Хотя времени было так много, так много его теперь у нее было, что можно было при желании выйти на еще не виденную набережную, это было бы даже уместно, как в детской игре важно не просто добежать до стенки, но и шлепнуть по ней ладонью. Только зачем?

Есть в таротной колоде еще одна знаменитая карта со значением, меняющимся от раза к разу, когда на нее смотришь: она без затей называется Дурак, шут то есть, ежели по-старинному, и должна вроде как знаменовать новые начала и новые упования, но не все так просто, увы. Дурак в своей высокой шапке с бубенчиками только что вышел в путь и вот шагает себе широко, разув глаза, разинув рот и засматриваясь на все, что вокруг, – так он этим увлекся, что не замечает даже, что под ногами у него сплошь ямы и бездны, оступишься – и ухнешь вниз. Но пока что ему, самозабвенному, удается не видеть опасности; к тому же у него есть дорожная палка, как у Петера Кона трость. Их даже две, больше, чем надо, одна в правой руке, вторая перекинута через плечо, и на ней висит-качается холщовый узел с пожитками. Так идет дурак, а куда – неизвестно, но можно добавить, что он, не в пример нам, не один на свете, и есть существо, сопровождающее его, не отставая ни на шаг.

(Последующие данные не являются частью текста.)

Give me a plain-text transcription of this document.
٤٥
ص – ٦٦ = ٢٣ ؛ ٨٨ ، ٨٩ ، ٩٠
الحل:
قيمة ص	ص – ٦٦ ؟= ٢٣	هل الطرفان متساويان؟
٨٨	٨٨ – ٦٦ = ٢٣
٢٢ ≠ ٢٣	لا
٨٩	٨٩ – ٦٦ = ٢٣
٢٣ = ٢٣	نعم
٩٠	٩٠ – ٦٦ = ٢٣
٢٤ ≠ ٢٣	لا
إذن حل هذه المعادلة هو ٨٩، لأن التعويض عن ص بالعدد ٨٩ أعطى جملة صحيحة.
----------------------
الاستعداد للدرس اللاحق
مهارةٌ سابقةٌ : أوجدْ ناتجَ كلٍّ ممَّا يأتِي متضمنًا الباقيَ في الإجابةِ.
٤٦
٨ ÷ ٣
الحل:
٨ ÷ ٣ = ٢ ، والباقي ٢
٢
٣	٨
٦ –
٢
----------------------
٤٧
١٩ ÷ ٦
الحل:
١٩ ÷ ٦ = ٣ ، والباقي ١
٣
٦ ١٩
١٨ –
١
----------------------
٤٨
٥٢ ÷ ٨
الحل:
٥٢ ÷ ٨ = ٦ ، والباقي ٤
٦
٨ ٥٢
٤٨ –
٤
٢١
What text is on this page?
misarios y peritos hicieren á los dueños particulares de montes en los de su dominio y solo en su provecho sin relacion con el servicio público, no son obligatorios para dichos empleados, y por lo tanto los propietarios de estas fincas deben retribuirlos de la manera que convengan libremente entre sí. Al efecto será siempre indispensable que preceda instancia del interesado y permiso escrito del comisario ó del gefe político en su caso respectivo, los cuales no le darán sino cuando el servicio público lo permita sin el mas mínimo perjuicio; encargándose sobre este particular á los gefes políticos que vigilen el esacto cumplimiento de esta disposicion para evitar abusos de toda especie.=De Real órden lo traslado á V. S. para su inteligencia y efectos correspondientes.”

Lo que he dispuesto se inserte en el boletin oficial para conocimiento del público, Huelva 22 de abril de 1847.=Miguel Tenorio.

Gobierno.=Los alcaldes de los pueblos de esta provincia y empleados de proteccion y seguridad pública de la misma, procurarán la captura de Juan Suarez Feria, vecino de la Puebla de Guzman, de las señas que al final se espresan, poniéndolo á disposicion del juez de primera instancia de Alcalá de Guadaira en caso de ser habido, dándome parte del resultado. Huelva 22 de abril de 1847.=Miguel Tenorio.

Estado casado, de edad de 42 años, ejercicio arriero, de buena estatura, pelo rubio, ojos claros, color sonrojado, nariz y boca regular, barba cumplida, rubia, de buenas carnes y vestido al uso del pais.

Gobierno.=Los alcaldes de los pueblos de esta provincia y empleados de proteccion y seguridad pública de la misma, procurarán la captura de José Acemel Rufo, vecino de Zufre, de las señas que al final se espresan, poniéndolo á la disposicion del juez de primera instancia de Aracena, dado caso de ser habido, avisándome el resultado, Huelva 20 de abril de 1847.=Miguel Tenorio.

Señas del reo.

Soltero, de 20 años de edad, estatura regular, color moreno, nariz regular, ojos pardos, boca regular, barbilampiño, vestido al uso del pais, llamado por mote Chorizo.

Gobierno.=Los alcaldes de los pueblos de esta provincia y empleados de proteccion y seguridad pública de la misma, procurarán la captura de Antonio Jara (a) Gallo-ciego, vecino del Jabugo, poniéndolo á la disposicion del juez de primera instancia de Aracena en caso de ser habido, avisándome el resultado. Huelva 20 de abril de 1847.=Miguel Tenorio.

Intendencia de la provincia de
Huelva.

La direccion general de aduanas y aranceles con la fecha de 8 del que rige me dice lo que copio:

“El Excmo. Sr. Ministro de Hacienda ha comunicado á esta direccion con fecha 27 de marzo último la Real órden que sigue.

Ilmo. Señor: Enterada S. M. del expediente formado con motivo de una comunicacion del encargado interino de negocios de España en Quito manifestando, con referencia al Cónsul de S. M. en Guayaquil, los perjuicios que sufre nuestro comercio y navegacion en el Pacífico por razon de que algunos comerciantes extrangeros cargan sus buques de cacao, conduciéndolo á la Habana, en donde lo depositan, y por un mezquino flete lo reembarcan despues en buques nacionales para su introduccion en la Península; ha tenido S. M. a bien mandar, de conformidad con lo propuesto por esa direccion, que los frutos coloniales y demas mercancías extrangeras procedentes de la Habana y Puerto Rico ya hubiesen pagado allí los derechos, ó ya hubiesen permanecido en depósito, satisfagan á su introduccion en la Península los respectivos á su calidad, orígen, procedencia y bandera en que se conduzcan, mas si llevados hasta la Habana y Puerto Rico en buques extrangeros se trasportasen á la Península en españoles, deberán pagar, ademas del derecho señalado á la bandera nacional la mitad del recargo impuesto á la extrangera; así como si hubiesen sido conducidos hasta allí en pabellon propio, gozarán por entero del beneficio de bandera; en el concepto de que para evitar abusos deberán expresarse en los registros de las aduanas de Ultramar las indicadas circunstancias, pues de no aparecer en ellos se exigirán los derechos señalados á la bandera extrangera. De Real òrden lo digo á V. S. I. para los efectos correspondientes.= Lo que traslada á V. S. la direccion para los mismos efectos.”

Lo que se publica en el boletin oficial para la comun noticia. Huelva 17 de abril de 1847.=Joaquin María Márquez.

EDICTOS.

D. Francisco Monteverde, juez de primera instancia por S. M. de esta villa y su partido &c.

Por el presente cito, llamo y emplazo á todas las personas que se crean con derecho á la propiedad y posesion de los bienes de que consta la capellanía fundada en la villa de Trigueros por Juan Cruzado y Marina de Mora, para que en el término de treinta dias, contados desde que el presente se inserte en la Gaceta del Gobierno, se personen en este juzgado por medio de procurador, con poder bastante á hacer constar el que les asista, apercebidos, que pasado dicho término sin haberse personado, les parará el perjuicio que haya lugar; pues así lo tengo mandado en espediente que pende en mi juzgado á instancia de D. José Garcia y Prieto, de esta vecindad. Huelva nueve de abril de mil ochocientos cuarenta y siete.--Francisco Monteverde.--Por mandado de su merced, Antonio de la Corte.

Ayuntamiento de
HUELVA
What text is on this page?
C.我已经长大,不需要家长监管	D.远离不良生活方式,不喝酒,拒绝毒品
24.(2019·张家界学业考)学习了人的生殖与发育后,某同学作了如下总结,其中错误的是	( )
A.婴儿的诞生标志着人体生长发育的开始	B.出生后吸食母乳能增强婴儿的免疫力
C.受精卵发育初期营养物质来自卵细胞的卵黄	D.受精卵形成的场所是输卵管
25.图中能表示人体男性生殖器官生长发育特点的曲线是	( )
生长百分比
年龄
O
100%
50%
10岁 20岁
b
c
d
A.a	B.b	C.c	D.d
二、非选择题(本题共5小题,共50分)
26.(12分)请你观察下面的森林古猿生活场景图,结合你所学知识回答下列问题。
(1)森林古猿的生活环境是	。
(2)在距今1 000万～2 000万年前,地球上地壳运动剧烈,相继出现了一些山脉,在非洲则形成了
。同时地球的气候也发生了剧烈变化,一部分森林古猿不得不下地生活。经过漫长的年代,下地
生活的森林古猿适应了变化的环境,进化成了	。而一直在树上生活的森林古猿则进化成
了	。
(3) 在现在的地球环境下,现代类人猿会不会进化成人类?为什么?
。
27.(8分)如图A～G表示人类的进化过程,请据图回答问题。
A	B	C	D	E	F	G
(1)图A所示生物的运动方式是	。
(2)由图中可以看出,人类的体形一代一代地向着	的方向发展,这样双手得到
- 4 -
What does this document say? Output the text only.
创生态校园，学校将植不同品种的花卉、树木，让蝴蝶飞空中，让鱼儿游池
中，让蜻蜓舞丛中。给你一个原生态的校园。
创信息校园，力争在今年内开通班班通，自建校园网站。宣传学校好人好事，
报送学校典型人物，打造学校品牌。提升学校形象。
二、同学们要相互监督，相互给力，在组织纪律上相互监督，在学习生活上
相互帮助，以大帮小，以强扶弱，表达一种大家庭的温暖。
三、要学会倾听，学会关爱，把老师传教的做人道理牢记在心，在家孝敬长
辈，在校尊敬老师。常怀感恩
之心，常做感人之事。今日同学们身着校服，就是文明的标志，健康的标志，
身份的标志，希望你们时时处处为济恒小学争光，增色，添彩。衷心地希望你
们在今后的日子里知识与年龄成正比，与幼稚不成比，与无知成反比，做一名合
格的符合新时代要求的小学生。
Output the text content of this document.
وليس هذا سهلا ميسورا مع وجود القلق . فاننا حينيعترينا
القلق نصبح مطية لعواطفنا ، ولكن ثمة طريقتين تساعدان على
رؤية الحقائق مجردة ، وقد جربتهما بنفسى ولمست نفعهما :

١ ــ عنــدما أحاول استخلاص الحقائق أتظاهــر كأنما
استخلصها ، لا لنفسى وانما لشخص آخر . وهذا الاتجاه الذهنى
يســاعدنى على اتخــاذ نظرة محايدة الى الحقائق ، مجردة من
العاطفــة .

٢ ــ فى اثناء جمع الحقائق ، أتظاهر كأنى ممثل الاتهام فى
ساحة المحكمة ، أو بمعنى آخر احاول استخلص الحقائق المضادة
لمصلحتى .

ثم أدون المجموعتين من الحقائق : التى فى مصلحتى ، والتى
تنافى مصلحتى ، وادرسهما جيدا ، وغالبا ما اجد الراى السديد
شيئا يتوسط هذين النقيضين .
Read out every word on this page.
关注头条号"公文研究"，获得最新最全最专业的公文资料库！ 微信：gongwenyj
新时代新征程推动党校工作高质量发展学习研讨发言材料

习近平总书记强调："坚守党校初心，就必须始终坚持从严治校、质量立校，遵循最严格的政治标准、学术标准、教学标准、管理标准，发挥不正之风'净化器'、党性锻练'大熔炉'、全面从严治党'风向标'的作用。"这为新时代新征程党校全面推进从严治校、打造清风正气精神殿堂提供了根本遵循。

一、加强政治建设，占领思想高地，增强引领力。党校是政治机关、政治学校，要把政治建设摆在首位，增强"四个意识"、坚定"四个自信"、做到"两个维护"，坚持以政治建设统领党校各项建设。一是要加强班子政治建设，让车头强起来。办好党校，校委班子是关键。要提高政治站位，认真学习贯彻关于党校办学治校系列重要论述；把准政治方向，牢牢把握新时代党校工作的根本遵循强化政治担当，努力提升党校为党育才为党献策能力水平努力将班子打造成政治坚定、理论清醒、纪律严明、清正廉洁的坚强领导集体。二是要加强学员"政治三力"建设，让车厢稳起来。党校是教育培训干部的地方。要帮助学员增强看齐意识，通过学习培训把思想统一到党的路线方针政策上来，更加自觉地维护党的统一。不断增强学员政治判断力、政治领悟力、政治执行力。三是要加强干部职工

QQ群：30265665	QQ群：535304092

Если перебрать внимательно колоду, мы увидим, что карт, где человек делит жизнь с животным и находится с ним настолько накоротке, что между ними происходит, так сказать, общение, там всего-то две. На них звери не воют под луной, сидя на голой земле, не попрятаны по углам изображения, что-то аллегорическое знаменуя, не впряжены в колесницу, как безличные и функциональные лошадиные силы, а находятся в самой середке, без них никак не обойтись. Одна из карт – та самая, где женщина то ли обнимает льва, то ли удерживает его от необдуманных поступков, а вторая – это наш дурак, потому что, куда бы он ни направлялся со своей котомкой, за ним следует некрупный, едва ли по колено, зверек, скорее всего это собака. Она привскочила на задние лапы, цепляясь передними ему за штаны, и непонятно, что собирается сделать – укусить или приласкаться. Но обойтись без нее, видно, нельзя, и, куда бы мы ни направлялись, собачка всегда рядом, составляя с нами едину плоть, неделимую пару, и не всегда понятно, в ком следует узнать себя, когда ты смотришь на дурака: в том, кто шагает себе невемо куда, ни о чем не заботясь и ни в чем не нуждаясь, или в той, что бежит следом и цепляется за него из последних сил.

Неприятная это карта, и куда лучше было бы соотнести себя со следующей, где изображен уже не безумный бродяга с бубенцами, а полноценный фокусник или маг, разложивший свое хозяйство на походном столике и готовый заняться наконец делом, – но не всегда, к сожалению, это удается с первого раза, а бывает, что не удается никогда.

По мере отступления от центра пустота словно меняла окрас, становилась тревожней, словно обитатели покинули город, оставив на разграбление многоквартирные здания с шезлонгами на балконах, мусорные контейнеры во дворах, дома престарелых, которые здесь были в изобилии, их ветхих обитателей, не поддающихся транспортировке. В одном из таких окон светилась, как занавеска, старуха с седым пухом вокруг висков, она стояла прямо и смотрела слепо. Отсюда совсем уж недалеко было до поворота на шоссе и огороженного пространства с транспарантами и высоким шатром шапито. А., так теперь ее звали, перевесила холщовый мешок с пожитками с плеча на плечо и ускорила шаг. Птицы чирикали что-то невнятное, и ни один человек не шел ни навстречу ей, ни вослед.

Она свернула, зная куда, посмотрела со взгорка вперед и вбок – но там не было ничего, ничего вообще. То есть дорога была, конечно, на месте, как и тротуар у нее под ногами, длинное белое здание далеко впереди, зеленый склон, а за ним вытоптанный пустырь, измученная, обесплодевшая земля, отведенная для циркового каравана. Но ни трейлеров, ни палаток, ни даже брезентового забора больше там не было, только пространство, голое, как плешь, и оторопевшее от безлюдья. А. зажмурилась, еще не понимая, и мелкой рысью побежала к нему по тропинке с рыжей травой, по асфальтовому пятачку перед входом, где была касса, и встала столбом у брошенной, завалившейся набок скамейки. Цирк уехал.